His Lordship's correspondent has worked out an explanation for the "flood of filth". She writes: "The author, a Belfast man, must be an absolute gutter-rat." Belfast, lewdness, and gutter-rats clearly being synonymous in the mind of the correspondent.
His Grace’s obedient servant went on to point the finger at the actress who played Cass, the late Siobhán McKenna, herself a native of godless Belfast. She describes her as the “once wonderful St Joan (now sadly) equally depraved. Her very posture is an insult to womanhood, the vile jokes an insult to the gifts of speech and hearing.”
The reference to St Joan recalls an earlier and much-vaunted performance by McKenna in Shaw’s masterpiece, in which she achieved arguably her greatest career recognition and seems to have been seen by McQuaid’s indignant correspondent.

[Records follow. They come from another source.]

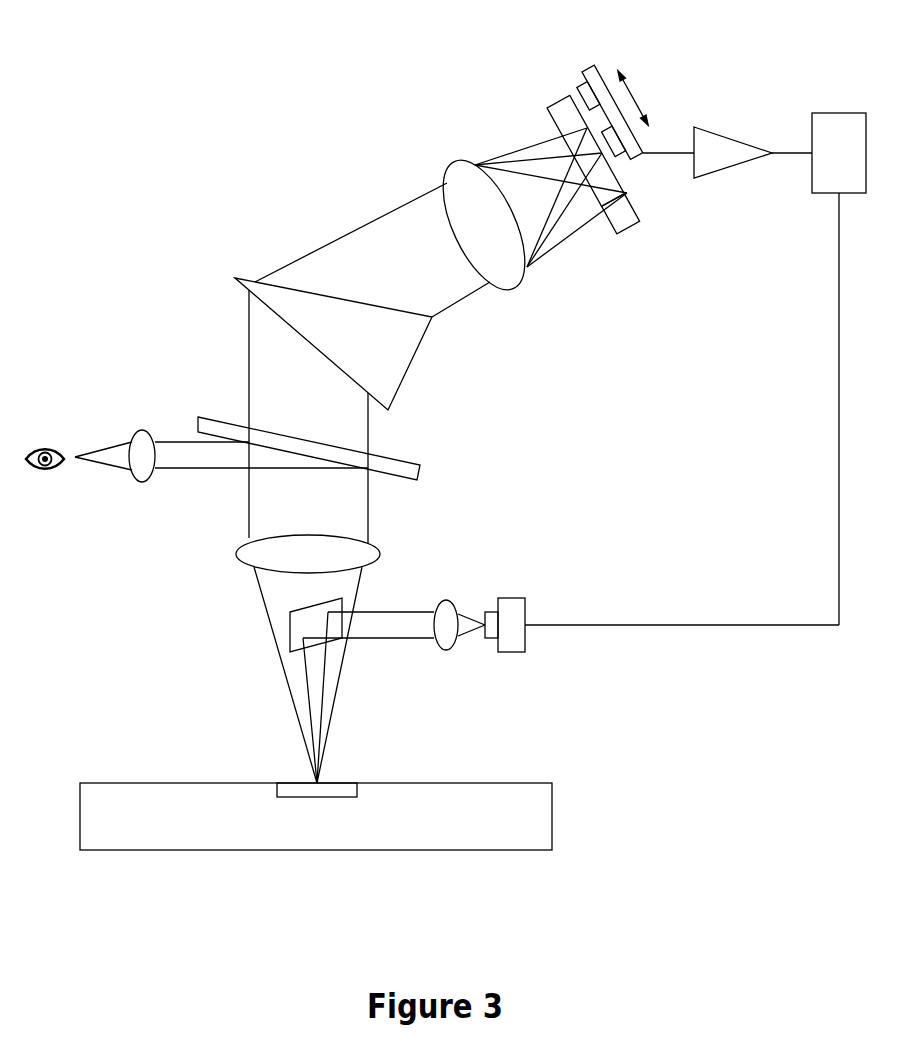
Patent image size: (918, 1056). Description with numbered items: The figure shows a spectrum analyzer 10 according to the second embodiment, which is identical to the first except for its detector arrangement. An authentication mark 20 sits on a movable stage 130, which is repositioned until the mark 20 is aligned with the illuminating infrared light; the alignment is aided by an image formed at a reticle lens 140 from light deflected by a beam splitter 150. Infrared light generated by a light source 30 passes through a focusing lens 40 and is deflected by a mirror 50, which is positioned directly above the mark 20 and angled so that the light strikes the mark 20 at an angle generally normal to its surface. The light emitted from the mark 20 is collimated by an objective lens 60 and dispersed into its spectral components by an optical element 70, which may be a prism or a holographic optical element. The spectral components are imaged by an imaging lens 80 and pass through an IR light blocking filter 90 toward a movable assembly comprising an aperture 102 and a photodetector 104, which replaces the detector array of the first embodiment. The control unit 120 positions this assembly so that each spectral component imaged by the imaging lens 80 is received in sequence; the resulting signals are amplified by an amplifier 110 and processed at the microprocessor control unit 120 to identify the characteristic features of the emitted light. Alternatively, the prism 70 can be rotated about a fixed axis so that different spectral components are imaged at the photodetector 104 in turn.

The spectrum analyzer 10 is at (138, 172).
The authentication mark 20 is at (342, 797).
The light source 30 is at (523, 600).
The focusing lens 40 is at (450, 652).
The mirror 50 is at (288, 625).
The objective lens 60 is at (377, 547).
The optical element 70 is at (413, 365).
The imaging lens 80 is at (447, 180).
The IR light blocking filter 90 is at (635, 220).
The aperture 102 is at (577, 90).
The photodetector 104 is at (593, 65).
The amplifier 110 is at (707, 127).
The microprocessor control unit 120 is at (839, 113).
The movable stage 130 is at (132, 783).
The reticle lens 140 is at (138, 430).
The beam splitter 150 is at (423, 468).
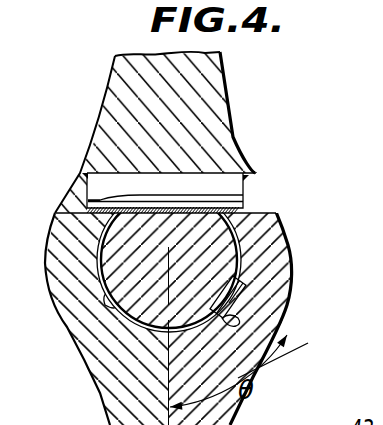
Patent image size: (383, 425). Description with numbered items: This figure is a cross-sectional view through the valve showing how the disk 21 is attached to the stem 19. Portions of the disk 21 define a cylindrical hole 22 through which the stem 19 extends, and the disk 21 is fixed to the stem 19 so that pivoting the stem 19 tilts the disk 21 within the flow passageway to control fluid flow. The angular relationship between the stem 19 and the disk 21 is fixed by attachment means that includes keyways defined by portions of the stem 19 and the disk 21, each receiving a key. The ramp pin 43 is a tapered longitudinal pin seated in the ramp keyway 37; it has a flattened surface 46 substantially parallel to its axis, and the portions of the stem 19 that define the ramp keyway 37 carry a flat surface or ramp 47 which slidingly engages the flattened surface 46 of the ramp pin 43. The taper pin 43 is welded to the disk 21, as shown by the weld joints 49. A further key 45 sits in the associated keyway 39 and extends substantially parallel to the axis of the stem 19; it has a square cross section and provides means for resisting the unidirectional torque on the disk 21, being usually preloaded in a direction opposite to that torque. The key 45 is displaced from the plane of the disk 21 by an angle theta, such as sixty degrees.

The stem 19 is at (208, 236).
The disk 21 is at (193, 82).
The cylindrical hole 22 is at (112, 310).
The ramp keyway 37 is at (217, 181).
The keyway 39 is at (222, 318).
The ramp pin 43 is at (187, 183).
The key 45 is at (200, 280).
The flattened surface 46 is at (96, 211).
The ramp 47 is at (88, 200).
The weld joints 49 is at (85, 175).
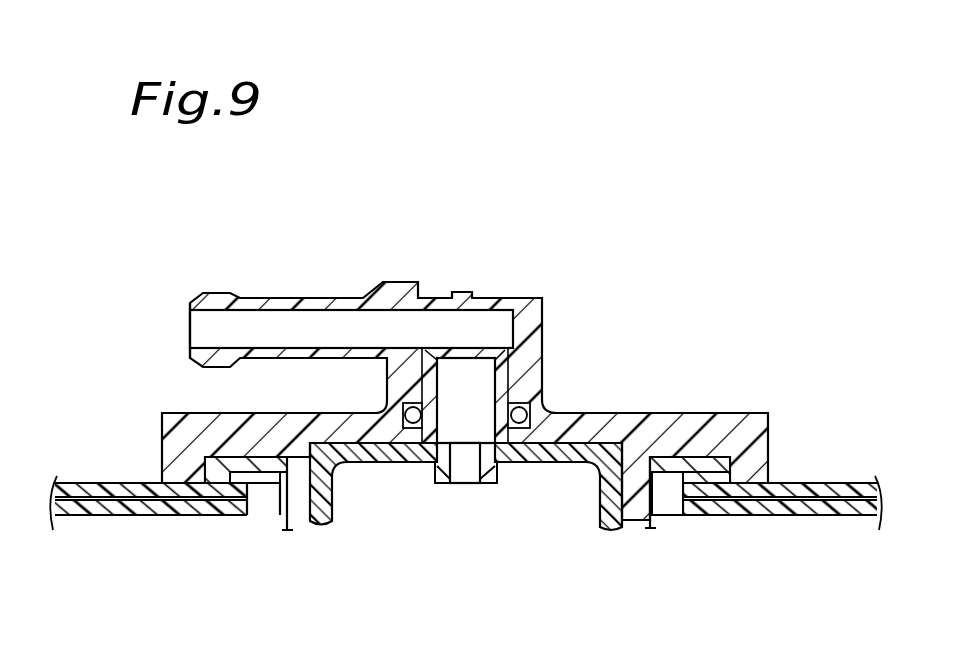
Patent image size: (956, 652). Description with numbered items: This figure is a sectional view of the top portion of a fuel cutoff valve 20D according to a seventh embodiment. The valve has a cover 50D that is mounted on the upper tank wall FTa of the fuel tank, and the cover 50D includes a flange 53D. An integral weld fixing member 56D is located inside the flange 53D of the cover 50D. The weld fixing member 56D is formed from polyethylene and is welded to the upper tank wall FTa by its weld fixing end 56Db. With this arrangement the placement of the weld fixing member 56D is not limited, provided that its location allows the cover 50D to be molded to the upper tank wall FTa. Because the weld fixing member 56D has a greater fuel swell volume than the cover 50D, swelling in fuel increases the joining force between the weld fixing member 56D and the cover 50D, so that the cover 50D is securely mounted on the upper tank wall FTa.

The fuel cutoff valve 20D is at (619, 233).
The cover 50D is at (602, 415).
The flange 53D is at (722, 432).
The upper tank wall FTa is at (833, 483).
The weld fixing member 56D is at (690, 470).
The weld fixing end 56Db is at (722, 473).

Ironically, she failed to recognise that the charges she was levelling at McKenna as an actress were identical to those levelled by her ecclesiastical accusers at Siobhán’s alter ego, the Maid of Orleans in the Shaw play: her demeanour an insult to womanhood, her “voices” an insult to speech and hearing.
But Cass Maguire was “iniquitous poison being poured into our minds in the name of Art,” she opines. And “shuddering” as she is for “the very future of the country”, she trusts “your grace will give a sympathetic hearing to have my plea to have this play and any other of a similar diabolical nature, banned from our theatres”.
This masterpiece of invective was published a few years ago in the selected letters of Dr McQuaid, edited by Clara Cullen and Margaret Ó hÓgartaigh, entitled His Grace Is Displeased.
And indeed he was on this occasion, as there is a draft response in his papers, which says, “AB deplores bad plays and has specifically spoken about them. Please thank, but say that it is the lay-people who attend the theatre who ought to use every means of lawful protest.”
It seems to have been a classic case of leading from behind, something that in terms of theatre censorship, these letters prove Mc Quaid to have been a masterly proponent.
Determined in 1957 that the Dublin Theatre Festival should not stage either an adaptation of Ulysses or the premiere of O'Casey's The Drums of Father Ned, McQuaid never wrote or uttered the word "censorship". He merely withdrew his august permission for a Mass to be celebrated in the pro-cathedral for the opening of the festival if either of the two plays was included in the programme. And the city fathers meekly threw in the towel. Or maybe enthusiastically would be more the word. Newspaper reports of the time would seem to suggest McQuaid's views could even be described as mild when compared with those of his loyal mouth-frothing subjects.
And I remember reflecting on that in the Abbey Theatre in the 1990s when Patrick Mason staged an Irish production of the previous year's USPulitzer Prize-winning controversial hit, Tony Kushner's Angels in America. It presented a scene of graphic and fairly brutal homosexual sex. Only one person staged what McQuaid would have called a "lawful protest" by walking out.
It was a far cry from Siobhán McKenna disgracing herself as an insult to womanhood in a Brian Friel play in 1967.